Multi-Perspective Issuance Corroboration (MPIC)

Starting on March 15, 2025, HARICA will implement Multi-Perspective Issuance Corroboration (MPIC) for Domain Authorization, Control, and Certification Authority Authorization (CAA) Record checks before issuing any TLS Server Authentication Certificates, in accordance with CA/B Forum Baseline Requirements for TLS Server Certificates.

With MPIC, DNS queries for Domain Validation and CAA checks must be verified from multiple, randomly distributed and distant locations across the Internet. If the information corroboration fails (up to a certain level), the certificate issuance will be blocked.
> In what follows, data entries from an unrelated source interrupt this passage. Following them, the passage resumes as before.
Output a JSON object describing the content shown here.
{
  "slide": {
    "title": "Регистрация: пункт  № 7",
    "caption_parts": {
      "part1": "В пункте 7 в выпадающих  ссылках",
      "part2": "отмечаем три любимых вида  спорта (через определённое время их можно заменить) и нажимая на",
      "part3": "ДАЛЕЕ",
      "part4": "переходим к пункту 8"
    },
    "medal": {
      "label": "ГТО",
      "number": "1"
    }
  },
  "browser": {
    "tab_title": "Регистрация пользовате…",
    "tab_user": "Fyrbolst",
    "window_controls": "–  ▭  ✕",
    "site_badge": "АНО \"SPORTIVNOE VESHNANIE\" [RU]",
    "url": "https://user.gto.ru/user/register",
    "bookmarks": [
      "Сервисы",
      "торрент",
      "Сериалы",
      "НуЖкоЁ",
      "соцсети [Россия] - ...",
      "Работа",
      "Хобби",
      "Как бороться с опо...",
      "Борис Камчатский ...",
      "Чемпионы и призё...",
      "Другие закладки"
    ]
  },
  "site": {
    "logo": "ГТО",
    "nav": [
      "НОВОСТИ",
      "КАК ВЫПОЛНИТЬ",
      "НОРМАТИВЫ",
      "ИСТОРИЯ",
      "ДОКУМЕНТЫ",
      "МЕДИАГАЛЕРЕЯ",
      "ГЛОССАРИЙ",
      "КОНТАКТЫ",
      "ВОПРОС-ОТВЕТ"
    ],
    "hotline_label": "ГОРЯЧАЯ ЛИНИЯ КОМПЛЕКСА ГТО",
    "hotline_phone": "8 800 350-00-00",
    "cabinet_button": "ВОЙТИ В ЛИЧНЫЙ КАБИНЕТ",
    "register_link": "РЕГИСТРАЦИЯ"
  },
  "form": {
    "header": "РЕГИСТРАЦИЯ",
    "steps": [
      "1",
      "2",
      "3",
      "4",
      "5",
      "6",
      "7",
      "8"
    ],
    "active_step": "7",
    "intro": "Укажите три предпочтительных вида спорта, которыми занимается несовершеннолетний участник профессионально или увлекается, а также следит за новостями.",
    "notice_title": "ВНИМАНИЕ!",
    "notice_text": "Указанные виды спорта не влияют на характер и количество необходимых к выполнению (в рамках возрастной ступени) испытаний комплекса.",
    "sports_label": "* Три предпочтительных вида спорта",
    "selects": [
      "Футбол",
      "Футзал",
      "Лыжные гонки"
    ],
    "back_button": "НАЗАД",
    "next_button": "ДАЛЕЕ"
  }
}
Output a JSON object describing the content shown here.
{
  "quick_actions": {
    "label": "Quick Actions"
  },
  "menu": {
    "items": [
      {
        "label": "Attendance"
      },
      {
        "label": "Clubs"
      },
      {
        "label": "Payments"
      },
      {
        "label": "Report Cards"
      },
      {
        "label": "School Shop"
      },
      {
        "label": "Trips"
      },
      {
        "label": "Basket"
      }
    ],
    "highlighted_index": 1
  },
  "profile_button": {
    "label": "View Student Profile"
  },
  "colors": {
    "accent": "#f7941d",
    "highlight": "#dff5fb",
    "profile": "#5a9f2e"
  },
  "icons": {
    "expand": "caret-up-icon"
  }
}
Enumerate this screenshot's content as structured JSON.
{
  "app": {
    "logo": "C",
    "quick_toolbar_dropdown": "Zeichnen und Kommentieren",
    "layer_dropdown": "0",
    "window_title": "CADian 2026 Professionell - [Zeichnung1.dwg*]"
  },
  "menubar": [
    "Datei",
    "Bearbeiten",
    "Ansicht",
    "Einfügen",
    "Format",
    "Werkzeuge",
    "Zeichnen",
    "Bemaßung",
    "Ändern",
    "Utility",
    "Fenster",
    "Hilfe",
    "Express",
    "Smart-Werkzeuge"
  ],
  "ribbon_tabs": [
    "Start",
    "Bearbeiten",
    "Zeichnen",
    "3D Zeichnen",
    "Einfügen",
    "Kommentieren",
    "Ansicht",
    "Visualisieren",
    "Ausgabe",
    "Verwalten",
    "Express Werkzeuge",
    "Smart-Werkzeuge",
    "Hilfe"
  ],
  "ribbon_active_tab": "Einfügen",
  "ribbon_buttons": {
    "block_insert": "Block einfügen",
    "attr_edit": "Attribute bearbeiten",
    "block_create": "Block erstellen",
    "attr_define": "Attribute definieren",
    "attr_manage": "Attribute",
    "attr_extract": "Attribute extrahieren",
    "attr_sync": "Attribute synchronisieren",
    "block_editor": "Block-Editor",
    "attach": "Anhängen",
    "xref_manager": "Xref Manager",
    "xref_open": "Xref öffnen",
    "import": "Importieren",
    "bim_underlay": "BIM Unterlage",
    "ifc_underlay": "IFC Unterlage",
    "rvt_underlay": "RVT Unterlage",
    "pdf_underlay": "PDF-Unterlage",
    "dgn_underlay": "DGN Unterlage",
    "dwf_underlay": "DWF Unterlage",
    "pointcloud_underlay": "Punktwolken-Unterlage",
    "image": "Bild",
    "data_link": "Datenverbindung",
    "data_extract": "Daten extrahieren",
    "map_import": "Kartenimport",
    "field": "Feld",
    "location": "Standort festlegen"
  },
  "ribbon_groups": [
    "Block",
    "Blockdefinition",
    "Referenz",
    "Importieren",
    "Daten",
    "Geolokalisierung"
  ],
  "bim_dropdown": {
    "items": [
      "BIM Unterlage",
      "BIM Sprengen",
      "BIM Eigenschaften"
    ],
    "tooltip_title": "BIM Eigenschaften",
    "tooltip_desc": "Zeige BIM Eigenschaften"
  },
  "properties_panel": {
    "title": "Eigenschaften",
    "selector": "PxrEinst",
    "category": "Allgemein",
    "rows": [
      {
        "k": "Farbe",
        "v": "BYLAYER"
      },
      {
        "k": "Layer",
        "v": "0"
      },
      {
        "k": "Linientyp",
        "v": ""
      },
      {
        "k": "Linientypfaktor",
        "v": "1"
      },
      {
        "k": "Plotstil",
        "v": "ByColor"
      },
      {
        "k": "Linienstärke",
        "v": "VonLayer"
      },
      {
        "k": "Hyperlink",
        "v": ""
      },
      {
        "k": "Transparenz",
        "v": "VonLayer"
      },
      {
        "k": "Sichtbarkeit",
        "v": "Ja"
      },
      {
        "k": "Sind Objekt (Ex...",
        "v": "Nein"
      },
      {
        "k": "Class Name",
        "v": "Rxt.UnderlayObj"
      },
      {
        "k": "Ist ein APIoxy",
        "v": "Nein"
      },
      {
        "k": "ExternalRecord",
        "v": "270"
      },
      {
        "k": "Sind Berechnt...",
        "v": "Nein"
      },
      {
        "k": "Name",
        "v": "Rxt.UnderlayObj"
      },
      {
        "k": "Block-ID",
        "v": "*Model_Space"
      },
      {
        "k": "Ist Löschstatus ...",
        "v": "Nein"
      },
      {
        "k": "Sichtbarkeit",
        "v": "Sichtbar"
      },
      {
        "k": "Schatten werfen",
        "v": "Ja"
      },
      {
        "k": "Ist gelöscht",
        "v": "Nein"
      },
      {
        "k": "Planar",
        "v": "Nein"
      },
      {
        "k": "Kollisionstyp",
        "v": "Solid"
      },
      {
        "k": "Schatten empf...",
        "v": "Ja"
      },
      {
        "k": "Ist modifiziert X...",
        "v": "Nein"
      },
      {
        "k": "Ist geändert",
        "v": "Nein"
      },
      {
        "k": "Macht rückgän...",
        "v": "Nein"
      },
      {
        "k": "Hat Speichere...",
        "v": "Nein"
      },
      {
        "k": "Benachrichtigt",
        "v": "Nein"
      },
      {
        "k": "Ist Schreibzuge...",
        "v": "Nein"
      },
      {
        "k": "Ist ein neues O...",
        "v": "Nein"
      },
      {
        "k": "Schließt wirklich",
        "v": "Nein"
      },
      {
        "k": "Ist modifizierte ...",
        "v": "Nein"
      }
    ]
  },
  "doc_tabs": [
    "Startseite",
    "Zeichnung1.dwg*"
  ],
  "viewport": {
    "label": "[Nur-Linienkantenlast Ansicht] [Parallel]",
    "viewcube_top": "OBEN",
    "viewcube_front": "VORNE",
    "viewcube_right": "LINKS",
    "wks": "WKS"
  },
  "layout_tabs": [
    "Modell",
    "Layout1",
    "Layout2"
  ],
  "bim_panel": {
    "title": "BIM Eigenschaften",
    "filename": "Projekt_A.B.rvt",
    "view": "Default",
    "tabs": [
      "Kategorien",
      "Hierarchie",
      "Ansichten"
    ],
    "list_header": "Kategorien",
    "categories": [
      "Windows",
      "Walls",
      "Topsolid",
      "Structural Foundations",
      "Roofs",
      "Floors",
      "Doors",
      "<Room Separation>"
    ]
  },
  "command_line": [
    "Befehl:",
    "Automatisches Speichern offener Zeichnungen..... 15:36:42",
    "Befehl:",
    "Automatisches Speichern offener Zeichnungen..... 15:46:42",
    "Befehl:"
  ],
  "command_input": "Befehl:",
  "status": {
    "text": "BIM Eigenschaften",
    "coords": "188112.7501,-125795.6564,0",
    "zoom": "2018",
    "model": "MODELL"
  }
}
Domain Owners must ensure that their Authoritative DNS servers are accessible from the global Internet, allowing the corroboration to be completed without failures that would prevent certificate issuance.

We remind our Subscribers that Publicly-Trusted TLS Server Authentication Certificates are “intended to be used for authenticating servers accessible through the Internet”, as described in the CA/Browser Forum TLS Baseline Requirements.

Mandatory CAA Checks for Mailbox Addresses

Effective March 15, 2025, HARICA will also be required to perform CAA checks for Mailbox Addresses, as mandated by the CA/Browser Forum S/MIME Baseline Requirements.

What You Need to Know:

• Before issuing an S/MIME certificate that includes a Mailbox Address, HARICA will retrieve and process CAA records, similar to the process used for TLS Certificates.
• If your DNS CAA record contains the issuemail tag, it must explicitly include the value “harica.gr”, authorizing HARICA for S/MIME certificate issuance.
• If no issuemail tag is present, no action is required.